国防総省の1260H条リストの最近の更新は、中国のDRAMおよびNANDメーカーにとって大きな転換点となる。注目すべき決定として、CXMTとYMTCは、以前は国家安全保障上の潜在的な脅威として分類されていたこのリストから除外された。

YMTCとCXMTの米国契約における新たな機会:慎重なアプローチが必要

この進展は、中国製メモリおよびNAND製品の調達を目指すメーカーにとって新たな道を開くものです。これらの製品の採用を阻む主な障壁は、政治的抵抗でした。国防総省の最新報告書に記載されているように、CXMTとYMTCが1260H条リストから除外されたことで、両社は国家安全保障上の脅威とみなされることなく、米国市場に特化したメーカーと取引できるようになりました。しかしながら、広範な採用への道筋は依然として不透明であることを認識することが重要です。

オレンジ色の回路パターンの背景に置かれた YMTC 128L QLC 3D NAND チップ。
YMTC NANDチップ

参考までに、1260H条は米国国防総省が管理する「中国共産党軍事企業」(CCMC)に指定されている企業の一覧です。この指定により、これらの企業は米国内で直接的または間接的に事業を行うことが禁じられています。YMTCは2024年にCCMCに指定され、CXMTも2025年にCCMCに指定されました。

国防副長官は、2025 年 1 月 7 日に発表された最新の第 1260H 条リストから、以前にリストされていた以下の団体を削除することを決定しました。

  • 長鑫メモリテクノロジーズ株式会社(CXMT)
  • 揚子江メモリテクノロジーズ株式会社(YMTC)

CXMTとYMTCは、Section 1260Hの適用除外となったことで、米国国防総省との契約に参加できるようになりました。しかし、これらの企業は依然として米国商務省の監視下にあり、特にYMTCは依然としてエンティティリストに掲載されているため、注意が必要です。この状況は、これらの企業との提携を検討しているサプライチェーンパートナーにとって潜在的なリスクとなります。

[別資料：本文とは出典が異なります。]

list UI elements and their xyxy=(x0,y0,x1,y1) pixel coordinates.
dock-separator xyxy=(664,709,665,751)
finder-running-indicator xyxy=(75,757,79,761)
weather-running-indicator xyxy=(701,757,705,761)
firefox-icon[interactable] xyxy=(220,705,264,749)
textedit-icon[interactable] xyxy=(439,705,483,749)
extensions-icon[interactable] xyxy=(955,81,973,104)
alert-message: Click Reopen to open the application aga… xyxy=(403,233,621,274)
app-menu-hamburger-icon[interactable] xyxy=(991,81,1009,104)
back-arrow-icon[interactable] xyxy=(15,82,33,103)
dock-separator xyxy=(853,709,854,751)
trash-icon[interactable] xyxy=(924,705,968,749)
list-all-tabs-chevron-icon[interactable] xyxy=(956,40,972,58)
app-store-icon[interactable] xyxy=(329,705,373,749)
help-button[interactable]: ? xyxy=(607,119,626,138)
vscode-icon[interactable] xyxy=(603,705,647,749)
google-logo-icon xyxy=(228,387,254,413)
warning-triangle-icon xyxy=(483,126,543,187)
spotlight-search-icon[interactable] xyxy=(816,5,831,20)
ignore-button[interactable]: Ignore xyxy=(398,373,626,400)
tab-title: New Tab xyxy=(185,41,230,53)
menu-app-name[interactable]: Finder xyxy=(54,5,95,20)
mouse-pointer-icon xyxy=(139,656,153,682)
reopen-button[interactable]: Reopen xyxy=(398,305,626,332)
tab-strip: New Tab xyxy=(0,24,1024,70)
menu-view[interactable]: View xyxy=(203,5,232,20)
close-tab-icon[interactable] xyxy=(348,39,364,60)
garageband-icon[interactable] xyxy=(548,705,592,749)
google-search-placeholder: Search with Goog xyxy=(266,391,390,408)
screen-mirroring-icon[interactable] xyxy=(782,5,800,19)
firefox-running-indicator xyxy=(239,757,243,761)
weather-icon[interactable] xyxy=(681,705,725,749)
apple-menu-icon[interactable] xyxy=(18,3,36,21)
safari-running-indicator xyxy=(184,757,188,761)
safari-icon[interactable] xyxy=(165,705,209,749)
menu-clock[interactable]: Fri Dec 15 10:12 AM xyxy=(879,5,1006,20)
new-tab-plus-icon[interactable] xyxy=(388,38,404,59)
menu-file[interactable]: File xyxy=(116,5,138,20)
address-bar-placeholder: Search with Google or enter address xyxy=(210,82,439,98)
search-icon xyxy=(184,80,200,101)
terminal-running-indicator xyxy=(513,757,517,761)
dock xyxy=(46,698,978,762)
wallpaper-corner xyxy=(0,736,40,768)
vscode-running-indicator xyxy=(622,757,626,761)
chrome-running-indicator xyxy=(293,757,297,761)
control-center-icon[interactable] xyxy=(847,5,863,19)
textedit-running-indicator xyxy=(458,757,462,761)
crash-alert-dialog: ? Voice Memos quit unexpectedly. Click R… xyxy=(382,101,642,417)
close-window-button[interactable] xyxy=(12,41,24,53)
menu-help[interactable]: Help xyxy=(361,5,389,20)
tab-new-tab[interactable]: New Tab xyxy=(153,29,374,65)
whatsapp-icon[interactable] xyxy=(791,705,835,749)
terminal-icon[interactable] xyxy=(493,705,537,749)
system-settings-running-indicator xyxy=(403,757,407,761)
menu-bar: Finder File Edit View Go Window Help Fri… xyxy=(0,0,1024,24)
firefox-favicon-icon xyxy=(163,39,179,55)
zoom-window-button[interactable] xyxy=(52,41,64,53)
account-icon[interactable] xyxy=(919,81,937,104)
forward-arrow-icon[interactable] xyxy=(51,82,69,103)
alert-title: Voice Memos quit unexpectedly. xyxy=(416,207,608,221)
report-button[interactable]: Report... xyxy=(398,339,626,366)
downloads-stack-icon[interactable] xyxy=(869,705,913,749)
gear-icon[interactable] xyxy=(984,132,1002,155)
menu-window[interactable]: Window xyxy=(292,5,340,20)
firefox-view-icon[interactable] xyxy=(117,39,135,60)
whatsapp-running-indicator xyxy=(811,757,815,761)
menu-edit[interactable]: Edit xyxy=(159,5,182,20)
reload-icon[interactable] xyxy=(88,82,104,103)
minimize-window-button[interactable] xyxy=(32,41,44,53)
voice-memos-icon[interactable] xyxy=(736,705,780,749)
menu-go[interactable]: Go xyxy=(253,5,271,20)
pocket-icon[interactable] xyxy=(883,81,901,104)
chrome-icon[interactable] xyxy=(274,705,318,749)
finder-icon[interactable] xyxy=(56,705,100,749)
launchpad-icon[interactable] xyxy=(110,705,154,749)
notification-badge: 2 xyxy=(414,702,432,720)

一部の規制が解除されたにもかかわらず、大手OEM(相手先商標製造会社)は依然として慎重な姿勢を崩していません。中国製部品を自社製品に組み込むことに継続的な関心を示しているものの、経済・政治情勢は変化を続けています。そのため、既存の規制を慎重に運用する必要があり、多くのメーカーはCXMTおよびYMTCとの取引において慎重なアプローチをとっています。